Ryerson University faculty recently offered ten tips on becoming an urban farmer:
1. Consider giving herb gardens and other container gardening plants as gifts.
2. If you live in a shared space, be it an apartment, condo or co-op, encourage the building owner and tenants to start a green roof program.
3. If you have a little yard space, convert some or all of it into a productive garden. If you don’t, locate a community garden near you. (For Toronto: Toronto Community Garden Network: http://www.tcgn.ca/wiki/wiki.php.)
4. No yard, no community garden? No problem. Try container gardening instead. You can find appropriate plants and containers for any space and you can use virtually anything to make containers: old tires, children’s wading pools, plastic soda bottles, etc.
5. Think vertical: treat walls as support structures for creating green walls that produce herbs and vegetables.
6. Employ greenhouses and small cold-frames to extend the growing season.
7. Work with your Business Improvement Area or other community group to brighten up waste spaces between buildings with productive community gardens.
8. Switch to compact fluorescent bulbs: they not only conserve energy, but they can also aid in creating “virtual” sunlight for indoor plants.
9. Department stores now sell counter-top hydroponic growing systems that make herb and vegetable gardening easy.
10. Compost.
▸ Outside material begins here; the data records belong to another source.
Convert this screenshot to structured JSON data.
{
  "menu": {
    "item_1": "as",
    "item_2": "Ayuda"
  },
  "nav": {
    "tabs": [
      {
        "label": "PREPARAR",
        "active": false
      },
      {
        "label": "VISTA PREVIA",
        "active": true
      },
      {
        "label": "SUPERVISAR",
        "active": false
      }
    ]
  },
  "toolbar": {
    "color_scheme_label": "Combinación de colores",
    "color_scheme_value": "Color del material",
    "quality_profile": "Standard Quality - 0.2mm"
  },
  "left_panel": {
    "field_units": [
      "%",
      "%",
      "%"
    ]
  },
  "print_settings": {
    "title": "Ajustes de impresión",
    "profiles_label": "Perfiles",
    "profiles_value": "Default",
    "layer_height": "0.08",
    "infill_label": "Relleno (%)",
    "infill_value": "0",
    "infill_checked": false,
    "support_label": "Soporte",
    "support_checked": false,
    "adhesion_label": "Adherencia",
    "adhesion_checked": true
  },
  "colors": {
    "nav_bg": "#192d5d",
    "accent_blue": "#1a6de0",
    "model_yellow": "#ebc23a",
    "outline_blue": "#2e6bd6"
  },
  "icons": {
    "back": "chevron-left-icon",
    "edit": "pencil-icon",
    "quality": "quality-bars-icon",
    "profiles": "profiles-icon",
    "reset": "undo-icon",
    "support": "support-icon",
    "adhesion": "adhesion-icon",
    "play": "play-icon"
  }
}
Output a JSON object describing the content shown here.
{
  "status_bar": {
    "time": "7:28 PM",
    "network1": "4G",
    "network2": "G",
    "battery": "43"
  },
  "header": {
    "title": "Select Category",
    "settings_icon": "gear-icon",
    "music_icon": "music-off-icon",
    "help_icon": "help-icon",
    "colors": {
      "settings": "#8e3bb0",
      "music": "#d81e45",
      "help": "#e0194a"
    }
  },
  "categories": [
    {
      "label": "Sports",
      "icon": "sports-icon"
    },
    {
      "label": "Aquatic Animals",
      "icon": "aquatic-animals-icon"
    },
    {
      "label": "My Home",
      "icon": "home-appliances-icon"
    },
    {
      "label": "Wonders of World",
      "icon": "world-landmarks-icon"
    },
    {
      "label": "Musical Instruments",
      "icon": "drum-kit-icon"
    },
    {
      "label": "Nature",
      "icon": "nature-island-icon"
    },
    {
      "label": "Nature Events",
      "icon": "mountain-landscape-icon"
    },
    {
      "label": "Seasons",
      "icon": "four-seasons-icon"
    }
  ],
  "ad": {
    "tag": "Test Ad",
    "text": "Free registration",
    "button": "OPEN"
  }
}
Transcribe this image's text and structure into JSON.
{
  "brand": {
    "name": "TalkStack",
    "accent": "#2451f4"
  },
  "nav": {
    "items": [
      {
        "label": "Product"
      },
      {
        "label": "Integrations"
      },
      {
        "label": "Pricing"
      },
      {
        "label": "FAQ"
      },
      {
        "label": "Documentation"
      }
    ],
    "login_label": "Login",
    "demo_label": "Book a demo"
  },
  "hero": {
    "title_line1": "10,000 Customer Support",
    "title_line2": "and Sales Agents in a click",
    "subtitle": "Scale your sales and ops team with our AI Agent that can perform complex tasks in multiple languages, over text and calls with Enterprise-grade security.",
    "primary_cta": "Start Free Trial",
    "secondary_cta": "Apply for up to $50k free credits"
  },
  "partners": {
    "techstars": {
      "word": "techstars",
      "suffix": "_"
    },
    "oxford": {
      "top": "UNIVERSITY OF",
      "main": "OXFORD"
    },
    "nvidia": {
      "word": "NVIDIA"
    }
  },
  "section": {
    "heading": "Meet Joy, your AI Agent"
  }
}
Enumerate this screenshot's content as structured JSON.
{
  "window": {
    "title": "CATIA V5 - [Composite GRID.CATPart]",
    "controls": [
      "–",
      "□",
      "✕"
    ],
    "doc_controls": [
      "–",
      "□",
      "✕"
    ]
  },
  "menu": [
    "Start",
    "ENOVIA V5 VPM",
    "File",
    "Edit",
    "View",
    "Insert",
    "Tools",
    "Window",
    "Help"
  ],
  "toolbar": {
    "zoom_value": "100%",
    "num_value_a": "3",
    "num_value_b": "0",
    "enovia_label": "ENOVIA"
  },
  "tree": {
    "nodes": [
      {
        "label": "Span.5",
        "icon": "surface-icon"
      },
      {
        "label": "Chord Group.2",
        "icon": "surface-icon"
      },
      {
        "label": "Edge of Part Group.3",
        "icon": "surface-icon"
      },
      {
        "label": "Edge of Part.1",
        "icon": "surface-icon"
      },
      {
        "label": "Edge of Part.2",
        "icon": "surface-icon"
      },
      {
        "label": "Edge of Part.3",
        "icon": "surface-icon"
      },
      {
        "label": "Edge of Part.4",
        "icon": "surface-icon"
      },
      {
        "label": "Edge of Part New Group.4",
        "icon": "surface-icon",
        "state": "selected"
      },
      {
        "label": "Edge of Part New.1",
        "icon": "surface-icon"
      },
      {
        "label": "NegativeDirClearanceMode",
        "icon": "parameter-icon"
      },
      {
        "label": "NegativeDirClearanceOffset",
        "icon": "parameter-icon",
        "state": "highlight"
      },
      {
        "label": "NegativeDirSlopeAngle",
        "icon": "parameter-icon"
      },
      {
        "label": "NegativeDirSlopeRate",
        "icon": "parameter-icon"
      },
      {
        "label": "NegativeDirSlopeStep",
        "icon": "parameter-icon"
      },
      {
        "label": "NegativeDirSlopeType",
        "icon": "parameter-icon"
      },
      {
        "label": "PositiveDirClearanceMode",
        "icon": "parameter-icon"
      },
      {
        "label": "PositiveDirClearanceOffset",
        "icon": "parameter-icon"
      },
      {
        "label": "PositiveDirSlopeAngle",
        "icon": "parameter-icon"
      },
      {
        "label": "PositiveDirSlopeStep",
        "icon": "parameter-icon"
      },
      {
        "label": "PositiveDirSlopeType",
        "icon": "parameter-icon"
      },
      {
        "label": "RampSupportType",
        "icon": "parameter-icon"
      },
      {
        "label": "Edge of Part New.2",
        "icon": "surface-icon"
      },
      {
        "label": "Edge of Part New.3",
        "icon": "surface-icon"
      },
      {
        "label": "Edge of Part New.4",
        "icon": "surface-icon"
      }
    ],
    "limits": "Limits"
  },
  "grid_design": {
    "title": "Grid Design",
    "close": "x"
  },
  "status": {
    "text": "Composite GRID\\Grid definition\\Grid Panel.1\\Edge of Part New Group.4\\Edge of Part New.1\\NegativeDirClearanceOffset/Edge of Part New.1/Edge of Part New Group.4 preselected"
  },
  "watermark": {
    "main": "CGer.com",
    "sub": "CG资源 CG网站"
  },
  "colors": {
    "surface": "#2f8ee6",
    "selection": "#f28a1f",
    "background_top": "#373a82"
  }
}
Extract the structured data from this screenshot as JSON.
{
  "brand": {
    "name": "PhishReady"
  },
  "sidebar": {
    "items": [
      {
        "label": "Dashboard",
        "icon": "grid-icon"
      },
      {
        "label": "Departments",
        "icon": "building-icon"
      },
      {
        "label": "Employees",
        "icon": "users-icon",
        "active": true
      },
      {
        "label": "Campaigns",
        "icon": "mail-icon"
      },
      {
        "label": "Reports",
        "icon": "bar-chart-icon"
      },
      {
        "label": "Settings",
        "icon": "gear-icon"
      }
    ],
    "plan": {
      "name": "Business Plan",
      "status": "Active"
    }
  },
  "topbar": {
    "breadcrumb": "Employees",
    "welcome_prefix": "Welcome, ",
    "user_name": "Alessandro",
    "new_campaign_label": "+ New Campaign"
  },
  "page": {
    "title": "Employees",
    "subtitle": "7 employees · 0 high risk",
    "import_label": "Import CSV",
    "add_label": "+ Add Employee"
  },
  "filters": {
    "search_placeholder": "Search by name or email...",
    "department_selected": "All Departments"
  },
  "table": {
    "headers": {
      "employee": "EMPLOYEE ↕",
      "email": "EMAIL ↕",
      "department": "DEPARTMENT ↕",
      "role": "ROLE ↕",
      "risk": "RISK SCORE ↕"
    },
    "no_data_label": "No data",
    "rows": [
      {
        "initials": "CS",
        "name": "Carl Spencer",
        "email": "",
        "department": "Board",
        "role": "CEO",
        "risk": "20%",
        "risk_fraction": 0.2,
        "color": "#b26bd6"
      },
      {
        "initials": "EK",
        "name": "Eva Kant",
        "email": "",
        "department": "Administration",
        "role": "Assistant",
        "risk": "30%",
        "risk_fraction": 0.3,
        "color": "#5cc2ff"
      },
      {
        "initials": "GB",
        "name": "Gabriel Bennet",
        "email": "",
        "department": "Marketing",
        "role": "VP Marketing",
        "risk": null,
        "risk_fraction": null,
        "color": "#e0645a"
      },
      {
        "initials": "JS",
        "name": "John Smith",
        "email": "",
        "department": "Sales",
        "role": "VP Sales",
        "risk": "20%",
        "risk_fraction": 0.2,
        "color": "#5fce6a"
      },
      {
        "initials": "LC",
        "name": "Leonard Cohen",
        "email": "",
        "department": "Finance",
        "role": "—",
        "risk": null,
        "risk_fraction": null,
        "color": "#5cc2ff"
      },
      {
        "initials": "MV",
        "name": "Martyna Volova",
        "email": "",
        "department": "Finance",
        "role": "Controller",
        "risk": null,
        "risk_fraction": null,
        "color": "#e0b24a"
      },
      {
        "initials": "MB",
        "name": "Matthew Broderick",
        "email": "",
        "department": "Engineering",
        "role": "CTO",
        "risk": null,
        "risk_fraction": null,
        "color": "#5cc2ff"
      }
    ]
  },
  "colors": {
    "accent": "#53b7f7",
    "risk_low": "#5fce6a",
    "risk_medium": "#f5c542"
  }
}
If you have any yard space to spare, start your own compost heap to fertilize your plants.
These tips range from the standard (compost) to the intensive (greenhouses, reclaiming space). While I tend to be attracted to the more radical side of things, say guerrilla gardening, it’s just as important to make tiny edible impacts on the urban environment. For example, as I was entering the UGA Geography building recently, I notice that someone had planted tomatoes into four mop buckets and placed them near the rail of the awning/balcony of Sanford Stadium side entrance. That sure made my day.